The majority’s holding may be difficult to apply, and it directly contradicts existing precedent.  The presumption of innocence does not prohibit the trial court from considering conduct underlying acquitted charges when sentencing a defendant for convicted offenses as long as the conduct is relevant and supported by a preponderance of the evidence. The contrary conclusion is belied by the majority’s failure to cite any supporting precedent for its conclusion.  Accordingly, I dissent from this Court’s reversal of the judgment of the Court of Appeals.  I would have affirmed the holding of the Court of Appeals that the trial court did not err by considering conduct underlying defendant’s acquitted charge but reversed insofar as the Court of Appeals remanded this case for a Crosby hearing.  Pursuant to this Court’s decision in People v Steanhouse, 500 Mich 453, 460-461; 902 NW2d 327 (2017), I would have instead remanded this case to the Court of Appeals so that it could determine whether the trial court abused its discretion by violating the principle of proportionality.

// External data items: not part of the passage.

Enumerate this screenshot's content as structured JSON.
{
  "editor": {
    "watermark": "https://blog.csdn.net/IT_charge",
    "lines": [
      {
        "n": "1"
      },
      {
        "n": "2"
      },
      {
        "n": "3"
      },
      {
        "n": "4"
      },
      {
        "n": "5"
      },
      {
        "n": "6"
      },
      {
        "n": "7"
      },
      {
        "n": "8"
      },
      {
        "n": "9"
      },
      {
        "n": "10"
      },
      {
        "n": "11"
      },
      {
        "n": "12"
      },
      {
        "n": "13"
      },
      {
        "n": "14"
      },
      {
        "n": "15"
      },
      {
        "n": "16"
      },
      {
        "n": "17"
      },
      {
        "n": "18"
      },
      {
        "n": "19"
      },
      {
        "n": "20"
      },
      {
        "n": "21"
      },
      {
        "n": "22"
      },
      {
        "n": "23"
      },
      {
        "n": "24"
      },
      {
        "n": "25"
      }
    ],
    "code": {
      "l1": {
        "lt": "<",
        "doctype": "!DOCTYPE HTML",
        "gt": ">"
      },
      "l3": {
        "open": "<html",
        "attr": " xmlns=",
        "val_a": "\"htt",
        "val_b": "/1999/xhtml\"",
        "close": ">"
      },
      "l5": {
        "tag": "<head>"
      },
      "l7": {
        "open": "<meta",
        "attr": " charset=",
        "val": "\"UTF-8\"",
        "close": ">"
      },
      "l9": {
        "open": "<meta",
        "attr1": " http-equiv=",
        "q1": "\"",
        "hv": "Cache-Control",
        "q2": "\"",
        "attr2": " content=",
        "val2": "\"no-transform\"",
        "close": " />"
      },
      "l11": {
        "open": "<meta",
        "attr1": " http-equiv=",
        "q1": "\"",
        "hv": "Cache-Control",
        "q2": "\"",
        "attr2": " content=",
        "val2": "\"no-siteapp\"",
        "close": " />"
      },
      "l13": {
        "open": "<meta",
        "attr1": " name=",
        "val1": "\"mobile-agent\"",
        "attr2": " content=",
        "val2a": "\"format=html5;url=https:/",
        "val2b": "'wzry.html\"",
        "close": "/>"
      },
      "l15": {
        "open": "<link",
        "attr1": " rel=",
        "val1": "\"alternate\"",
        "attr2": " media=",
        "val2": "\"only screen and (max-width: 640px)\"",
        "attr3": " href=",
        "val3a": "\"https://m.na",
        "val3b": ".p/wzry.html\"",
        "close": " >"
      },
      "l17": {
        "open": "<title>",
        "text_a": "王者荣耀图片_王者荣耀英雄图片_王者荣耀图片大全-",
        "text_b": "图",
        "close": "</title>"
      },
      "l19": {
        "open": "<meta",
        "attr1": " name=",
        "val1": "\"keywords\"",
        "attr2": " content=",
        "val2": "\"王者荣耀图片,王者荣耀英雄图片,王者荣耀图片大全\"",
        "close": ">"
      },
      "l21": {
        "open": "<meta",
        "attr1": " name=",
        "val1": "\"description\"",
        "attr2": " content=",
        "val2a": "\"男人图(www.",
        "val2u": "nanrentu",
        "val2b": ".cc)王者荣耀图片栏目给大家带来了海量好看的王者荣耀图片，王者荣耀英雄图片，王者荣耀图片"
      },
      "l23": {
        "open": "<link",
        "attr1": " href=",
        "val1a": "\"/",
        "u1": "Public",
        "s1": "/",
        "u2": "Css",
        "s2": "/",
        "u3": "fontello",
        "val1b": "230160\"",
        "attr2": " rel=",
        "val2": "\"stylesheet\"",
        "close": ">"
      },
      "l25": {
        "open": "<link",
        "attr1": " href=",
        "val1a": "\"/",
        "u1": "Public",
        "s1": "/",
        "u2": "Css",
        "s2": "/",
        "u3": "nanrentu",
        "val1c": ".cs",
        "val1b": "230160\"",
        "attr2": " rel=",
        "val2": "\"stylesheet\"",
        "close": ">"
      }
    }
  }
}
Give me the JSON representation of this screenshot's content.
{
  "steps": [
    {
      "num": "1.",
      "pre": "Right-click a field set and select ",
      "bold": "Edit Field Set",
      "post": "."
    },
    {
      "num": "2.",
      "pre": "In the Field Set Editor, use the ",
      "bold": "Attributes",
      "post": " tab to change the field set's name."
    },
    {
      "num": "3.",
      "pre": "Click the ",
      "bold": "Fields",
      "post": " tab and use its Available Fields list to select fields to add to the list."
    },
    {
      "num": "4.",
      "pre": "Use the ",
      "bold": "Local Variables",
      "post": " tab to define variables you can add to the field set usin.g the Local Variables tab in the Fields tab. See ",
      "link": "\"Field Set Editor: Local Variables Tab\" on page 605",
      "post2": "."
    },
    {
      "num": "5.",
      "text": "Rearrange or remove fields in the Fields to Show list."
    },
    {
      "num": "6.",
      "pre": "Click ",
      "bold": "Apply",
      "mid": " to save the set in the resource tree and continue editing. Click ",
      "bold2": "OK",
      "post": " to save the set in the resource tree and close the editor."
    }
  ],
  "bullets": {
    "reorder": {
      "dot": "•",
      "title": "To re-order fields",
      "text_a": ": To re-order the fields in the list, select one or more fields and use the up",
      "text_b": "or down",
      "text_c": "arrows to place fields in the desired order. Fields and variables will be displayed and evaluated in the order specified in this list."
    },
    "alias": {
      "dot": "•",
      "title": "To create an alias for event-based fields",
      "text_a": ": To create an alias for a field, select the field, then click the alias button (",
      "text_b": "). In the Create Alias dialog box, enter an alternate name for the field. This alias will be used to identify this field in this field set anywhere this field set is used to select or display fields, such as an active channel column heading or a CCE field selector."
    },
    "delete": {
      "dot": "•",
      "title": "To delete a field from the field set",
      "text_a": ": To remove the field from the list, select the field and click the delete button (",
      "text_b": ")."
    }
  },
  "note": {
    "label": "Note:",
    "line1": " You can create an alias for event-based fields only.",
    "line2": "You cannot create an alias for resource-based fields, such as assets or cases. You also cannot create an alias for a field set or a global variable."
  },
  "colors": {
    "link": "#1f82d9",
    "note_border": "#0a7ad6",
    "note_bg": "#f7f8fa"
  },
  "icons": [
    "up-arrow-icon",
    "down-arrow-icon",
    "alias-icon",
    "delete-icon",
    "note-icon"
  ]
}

Based on my too-quick scan of these opinions, it seems that the majority's holding is grounded on federal constitutional law (rather than just on state constitutional law). This means the state of Michigan could reasonably opt to seek further review in the US Supreme Court. Give Justice Gorsuch's work to date on similar issues and Justice Kavanaugh's past statements about acquitted conduct, I really hope Michigan might try to garner the Justices' attention on this conceptual and practically important topic.